Let the positions be $1,2,\dots,2n$. In the exact-cover formulation of Exercise 16, an option for the number $k$ is

$$ {,k,\ i,\ i+k+1,}, $$

where the left occurrence of $k$ is placed in position $i$, forcing the right occurrence to be in position $i+k+1$. The admissible values of $i$ satisfy

$$ 1\le i\le 2n-k-1. $$

A left-right reversal sends position $j$ to $2n+1-j$. Hence the option

$$ {,k,\ i,\ i+k+1,} $$

is transformed into

$$ {,k,\ 2n-i-k,\ 2n+1-i,}, $$

since

$$ (2n+1-i)-(2n-i-k)=k+1. $$

Thus reversal induces an involution on the set of exact covers.

Now consider the largest number $n$. Its two occurrences occupy positions

$$ i,\qquad i+n+1, $$

where necessarily

$$ 1\le i\le n-1, $$

because $i+n+1\le 2n$ is equivalent to $i\le n-1$.

Under reversal this option becomes

$$ {,n,\ n-i,\ 2n+1-i,}, $$

since

$$ 2n+1-(i+n+1)=n-i. $$

Therefore reversal sends the starting position of the largest pair according to

$$ i\longmapsto n-i. $$

The possible starting positions

$$ 1,2,\dots,n-1 $$

are therefore partitioned into pairs

$$ {,i,\ n-i,}, $$

except that when $n$ is even there is one fixed value,

$$ i=\frac n2. $$

To break the reversal symmetry, delete all options for the number $n$ with

$$ i>\frac n2. $$

Equivalently, retain only those with

$$ i<\frac n2, $$

and also retain the option $i=n/2$ when $n$ is even.

It remains to prove that exactly one member of each reversal class survives.

Let $S$ be any Langford solution, and let $i$ be the starting position of its largest pair.

If

$$ i<\frac n2, $$

then the option for $n$ is retained, so $S$ remains.

If

$$ i>\frac n2, $$

then $S$ is discarded. Its reversal has starting position

$$ n-i<\frac n2, $$

so the reversed solution is retained.

The only remaining case is

$$ i=\frac n2, $$

which can occur only when $n$ is even. In this case the largest pair is mapped to itself by reversal. One must show that this does not invalidate the symmetry-breaking argument.

Suppose, for contradiction, that a Langford sequence were equal to its own reversal. Then every occurrence of every symbol would have to be mapped to the other occurrence of the same symbol. Hence, if the two occurrences of $k$ are at positions $a$ and $a+k+1$, reversal gives

$$ 2n+1-a=a+k+1, $$

so

$$ 2a+k+1=2n+1. $$

Applying this to $k=n$ yields

$$ 2a+n+1=2n+1, $$

hence

$$ a=\frac n2. $$

Thus the largest pair is indeed centered, as expected.

Now apply the same identity to every $k$. It gives

$$ 2a=2n-k. $$

The left side is even, so $k$ must be even.

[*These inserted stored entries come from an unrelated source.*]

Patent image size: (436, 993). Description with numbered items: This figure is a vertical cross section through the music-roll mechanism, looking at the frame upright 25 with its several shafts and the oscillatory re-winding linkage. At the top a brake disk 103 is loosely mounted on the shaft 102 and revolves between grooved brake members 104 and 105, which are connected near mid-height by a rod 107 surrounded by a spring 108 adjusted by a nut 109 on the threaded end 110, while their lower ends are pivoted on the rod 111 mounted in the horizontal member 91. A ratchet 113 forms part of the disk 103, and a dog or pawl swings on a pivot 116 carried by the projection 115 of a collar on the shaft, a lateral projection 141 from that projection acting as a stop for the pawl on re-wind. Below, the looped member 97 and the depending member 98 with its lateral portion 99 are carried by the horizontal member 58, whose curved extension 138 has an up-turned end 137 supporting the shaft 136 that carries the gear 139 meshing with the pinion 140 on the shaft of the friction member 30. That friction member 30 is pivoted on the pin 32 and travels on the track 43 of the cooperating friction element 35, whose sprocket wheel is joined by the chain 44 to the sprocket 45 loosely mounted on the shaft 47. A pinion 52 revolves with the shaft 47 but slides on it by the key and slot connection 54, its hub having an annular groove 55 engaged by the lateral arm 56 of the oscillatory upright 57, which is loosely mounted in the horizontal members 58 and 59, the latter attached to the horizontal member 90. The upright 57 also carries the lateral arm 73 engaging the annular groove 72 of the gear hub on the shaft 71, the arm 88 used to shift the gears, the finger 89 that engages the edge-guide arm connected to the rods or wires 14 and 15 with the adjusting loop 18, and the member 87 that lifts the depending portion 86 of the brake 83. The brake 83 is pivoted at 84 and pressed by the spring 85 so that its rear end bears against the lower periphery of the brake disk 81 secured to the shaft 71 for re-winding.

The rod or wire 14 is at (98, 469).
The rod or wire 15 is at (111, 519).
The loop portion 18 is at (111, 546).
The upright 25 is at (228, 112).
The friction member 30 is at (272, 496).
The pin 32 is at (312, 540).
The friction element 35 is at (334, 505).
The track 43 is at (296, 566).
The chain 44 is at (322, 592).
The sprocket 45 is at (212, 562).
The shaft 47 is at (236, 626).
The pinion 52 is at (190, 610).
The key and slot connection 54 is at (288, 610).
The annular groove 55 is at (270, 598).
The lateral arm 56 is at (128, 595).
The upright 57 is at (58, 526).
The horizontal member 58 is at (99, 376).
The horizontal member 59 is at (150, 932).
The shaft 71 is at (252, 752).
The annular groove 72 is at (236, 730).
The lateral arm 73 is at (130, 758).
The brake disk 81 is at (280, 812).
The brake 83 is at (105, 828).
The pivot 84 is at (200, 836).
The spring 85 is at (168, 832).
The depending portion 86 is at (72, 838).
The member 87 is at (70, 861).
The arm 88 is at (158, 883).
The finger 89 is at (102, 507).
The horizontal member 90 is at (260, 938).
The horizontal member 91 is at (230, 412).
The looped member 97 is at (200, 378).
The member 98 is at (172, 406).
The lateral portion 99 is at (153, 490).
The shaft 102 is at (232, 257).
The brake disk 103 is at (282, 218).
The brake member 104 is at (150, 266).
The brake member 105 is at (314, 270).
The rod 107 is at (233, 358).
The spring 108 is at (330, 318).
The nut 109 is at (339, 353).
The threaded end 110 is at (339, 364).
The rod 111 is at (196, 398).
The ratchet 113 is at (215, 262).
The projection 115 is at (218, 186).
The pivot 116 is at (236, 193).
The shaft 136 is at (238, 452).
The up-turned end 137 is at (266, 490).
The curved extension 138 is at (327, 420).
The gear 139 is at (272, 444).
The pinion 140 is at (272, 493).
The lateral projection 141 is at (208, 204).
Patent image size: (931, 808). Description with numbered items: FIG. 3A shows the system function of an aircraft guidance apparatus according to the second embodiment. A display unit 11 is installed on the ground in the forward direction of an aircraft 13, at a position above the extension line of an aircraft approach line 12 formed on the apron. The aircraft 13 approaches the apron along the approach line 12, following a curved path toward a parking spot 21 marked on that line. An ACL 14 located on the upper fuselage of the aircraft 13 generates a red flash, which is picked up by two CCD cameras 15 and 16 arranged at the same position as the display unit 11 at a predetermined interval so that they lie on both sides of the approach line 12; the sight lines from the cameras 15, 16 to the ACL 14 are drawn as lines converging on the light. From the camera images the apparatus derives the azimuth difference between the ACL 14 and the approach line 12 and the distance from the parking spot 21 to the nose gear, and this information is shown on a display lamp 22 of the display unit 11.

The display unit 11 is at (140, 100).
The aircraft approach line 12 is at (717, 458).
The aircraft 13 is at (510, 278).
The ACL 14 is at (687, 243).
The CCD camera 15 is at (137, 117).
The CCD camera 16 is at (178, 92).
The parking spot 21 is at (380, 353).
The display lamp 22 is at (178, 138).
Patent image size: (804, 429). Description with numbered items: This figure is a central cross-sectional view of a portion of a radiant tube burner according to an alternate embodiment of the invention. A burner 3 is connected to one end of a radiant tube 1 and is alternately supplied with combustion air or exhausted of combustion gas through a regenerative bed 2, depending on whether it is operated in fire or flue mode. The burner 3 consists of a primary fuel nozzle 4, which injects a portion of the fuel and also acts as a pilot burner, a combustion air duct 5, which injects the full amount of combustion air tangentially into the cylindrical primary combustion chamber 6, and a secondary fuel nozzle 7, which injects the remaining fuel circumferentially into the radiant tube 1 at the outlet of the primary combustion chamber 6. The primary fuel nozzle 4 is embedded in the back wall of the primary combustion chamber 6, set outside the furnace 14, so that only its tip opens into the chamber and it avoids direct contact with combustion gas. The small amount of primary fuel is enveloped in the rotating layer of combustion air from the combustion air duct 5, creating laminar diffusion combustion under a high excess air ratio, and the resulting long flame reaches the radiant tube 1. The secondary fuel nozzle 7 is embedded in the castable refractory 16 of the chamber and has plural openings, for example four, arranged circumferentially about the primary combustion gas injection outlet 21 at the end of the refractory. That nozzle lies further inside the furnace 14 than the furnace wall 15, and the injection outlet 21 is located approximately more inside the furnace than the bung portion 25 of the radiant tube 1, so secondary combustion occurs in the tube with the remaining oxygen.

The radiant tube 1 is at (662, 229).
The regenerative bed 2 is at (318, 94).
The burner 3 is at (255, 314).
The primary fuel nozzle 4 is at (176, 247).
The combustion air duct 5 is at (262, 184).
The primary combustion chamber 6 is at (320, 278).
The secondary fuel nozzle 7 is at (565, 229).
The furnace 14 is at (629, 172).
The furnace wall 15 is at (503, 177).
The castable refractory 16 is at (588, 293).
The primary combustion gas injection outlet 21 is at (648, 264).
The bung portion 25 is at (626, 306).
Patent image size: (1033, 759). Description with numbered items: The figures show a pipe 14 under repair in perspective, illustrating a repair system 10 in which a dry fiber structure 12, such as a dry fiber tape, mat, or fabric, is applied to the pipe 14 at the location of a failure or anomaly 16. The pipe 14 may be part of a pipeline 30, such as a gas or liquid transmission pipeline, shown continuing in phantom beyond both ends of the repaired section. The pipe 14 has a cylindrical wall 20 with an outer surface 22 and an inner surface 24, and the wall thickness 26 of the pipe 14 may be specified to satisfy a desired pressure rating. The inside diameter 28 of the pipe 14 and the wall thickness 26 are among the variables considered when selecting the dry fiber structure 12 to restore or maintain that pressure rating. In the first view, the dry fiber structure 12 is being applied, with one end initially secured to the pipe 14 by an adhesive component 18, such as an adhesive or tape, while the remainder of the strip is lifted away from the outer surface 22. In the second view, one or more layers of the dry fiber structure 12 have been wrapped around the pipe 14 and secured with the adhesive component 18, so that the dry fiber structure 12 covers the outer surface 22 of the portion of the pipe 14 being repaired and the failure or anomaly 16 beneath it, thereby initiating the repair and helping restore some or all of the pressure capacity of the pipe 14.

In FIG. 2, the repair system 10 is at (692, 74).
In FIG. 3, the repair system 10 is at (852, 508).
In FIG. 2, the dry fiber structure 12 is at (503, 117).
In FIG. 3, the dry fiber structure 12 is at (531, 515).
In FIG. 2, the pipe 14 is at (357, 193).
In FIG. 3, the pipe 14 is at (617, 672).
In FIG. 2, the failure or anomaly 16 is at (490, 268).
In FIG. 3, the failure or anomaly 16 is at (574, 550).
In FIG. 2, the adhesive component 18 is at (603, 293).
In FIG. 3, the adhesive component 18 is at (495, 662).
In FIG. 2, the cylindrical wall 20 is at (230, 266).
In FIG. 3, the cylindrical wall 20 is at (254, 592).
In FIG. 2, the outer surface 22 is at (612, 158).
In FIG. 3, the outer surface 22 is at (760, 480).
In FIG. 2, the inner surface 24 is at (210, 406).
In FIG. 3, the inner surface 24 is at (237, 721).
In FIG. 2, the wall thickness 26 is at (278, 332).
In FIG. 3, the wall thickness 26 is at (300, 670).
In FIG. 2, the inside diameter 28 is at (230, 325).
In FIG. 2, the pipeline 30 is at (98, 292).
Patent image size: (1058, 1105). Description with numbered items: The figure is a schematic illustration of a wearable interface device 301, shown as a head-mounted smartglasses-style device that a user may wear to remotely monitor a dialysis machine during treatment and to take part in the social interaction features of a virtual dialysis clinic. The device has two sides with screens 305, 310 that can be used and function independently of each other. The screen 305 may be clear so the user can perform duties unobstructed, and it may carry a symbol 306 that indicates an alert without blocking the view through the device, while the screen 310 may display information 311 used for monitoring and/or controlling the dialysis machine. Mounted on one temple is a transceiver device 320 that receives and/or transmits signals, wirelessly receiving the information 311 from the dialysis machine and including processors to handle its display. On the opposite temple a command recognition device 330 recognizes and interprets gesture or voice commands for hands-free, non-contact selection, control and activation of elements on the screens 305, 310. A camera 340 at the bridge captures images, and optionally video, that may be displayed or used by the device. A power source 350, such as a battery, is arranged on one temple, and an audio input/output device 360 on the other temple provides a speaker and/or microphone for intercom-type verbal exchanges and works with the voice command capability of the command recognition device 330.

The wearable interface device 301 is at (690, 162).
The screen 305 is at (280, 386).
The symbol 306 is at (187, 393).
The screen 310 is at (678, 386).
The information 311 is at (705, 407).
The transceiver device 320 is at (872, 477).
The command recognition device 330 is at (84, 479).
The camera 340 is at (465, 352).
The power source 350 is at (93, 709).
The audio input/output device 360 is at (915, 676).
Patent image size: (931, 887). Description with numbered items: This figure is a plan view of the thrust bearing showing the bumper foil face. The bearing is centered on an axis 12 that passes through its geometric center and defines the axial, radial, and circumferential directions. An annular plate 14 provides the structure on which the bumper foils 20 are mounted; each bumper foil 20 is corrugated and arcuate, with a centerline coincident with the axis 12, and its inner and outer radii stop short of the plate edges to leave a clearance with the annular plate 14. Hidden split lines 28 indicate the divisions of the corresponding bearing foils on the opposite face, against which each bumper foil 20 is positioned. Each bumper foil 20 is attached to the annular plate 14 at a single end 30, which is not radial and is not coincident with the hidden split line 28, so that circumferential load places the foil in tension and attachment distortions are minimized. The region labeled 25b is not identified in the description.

Therefore every number occurring in the sequence would have to be even, which is impossible whenever $n\ge2$, since the set of symbols is

$$ 1,2,\dots,n. $$

Hence no Langford sequence is fixed by reversal.

Therefore every reversal class consists of exactly two distinct solutions. For each such pair, exactly one solution has the largest pair starting at a position satisfying

$$ i\le\frac n2, $$

and exactly one has it starting at a position satisfying

$$ i\ge\frac n2. $$

After deleting the options with

$$ i>\frac n2, $$

exactly one representative of every reversal pair remains.

Thus the reduced exact-cover instance produces exactly half of the original solutions, and the discarded half are precisely the left-right reversals of the retained solutions.